Second is Borneo with a land of area of 288,869 square miles. Its governance and territory is shared with Brunei and Malaysia. Indonesia owns 73% of the island while Malaysia owns 26%, and Brunei owns 1% of the island. The Indonesian portion of the island is often referred to as Kalimantan.
Third is Sumatra with 184,954 square miles of land area. Sumatra is the largest island controlled wholly by Indonesia. The island is known for its monster flower the Rafflesia arnoldii, and the 2004 Indian Ocean Tsunami that devastated and caused the death of thousands of islanders.
Formerly known as Celebes, the island of Sulawesi covers 69,761 square miles making it the fourth largest Indonesian island. It is one of the Greater Sunda Islands and is composed of four peninsulas. The Strait of Makassar separates Sulawesi from Borneo.
Java tops the list as the most populous among Indonesia's many islands. Java has a land area of 53,589 square miles, packed with a population of 141 million as of 2015. Jakarta, the capital and largest city, is located on Java island.
Other Major Islands of Indonesia
Next in order are Timor (shared with East Timor) at 10,972 square miles, Halmahera at 6,865 square miles, Seram at 6,621 square miles, Sumbawa at 5,554 square miles, and Flores at 5,464 square miles.

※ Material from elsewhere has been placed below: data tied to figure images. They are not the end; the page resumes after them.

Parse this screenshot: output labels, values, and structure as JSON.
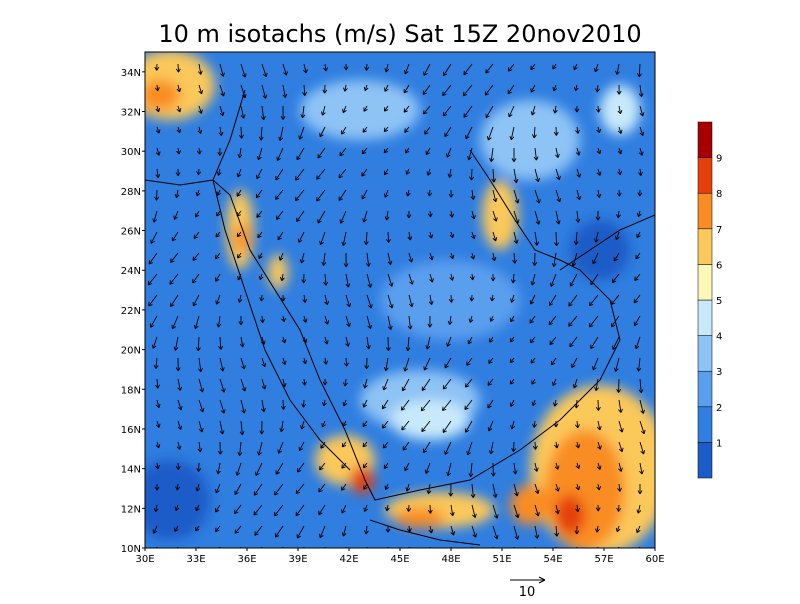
{
  "title": "10 m isotachs (m/s) Sat 15Z 20nov2010",
  "lat_labels": [
    "10N",
    "12N",
    "14N",
    "16N",
    "18N",
    "20N",
    "22N",
    "24N",
    "26N",
    "28N",
    "30N",
    "32N",
    "34N"
  ],
  "lon_labels": [
    "30E",
    "33E",
    "36E",
    "39E",
    "42E",
    "45E",
    "48E",
    "51E",
    "54E",
    "57E",
    "60E"
  ],
  "colorbar": {
    "colors": [
      "#1a5cc8",
      "#2f7ee0",
      "#5a9eee",
      "#8ec3f5",
      "#c8e9fb",
      "#fdf7b8",
      "#fbc85a",
      "#f98c22",
      "#e5400c",
      "#a80000"
    ],
    "labels": [
      1,
      2,
      3,
      4,
      5,
      6,
      7,
      8,
      9
    ]
  },
  "vector_reference": "10"
}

Socioeconomic Significance of Modern Indonesia
In the 19th Century, Indonesia was a colony of the Netherlands and was known as “the Netherlands' Indies.” Only in 1945 did Indonesia declare independence after seemingly 350 years of foreign domination of oppression and violence. The many islands of Indonesia contributed to the socioeconomic advances in the country with raw materials exports that eventually resulted in high aspirations of state formation, economic integration, and globalization. Today, Indonesia is a world leader in the production of rice, coffee, tea, rubber, and spices.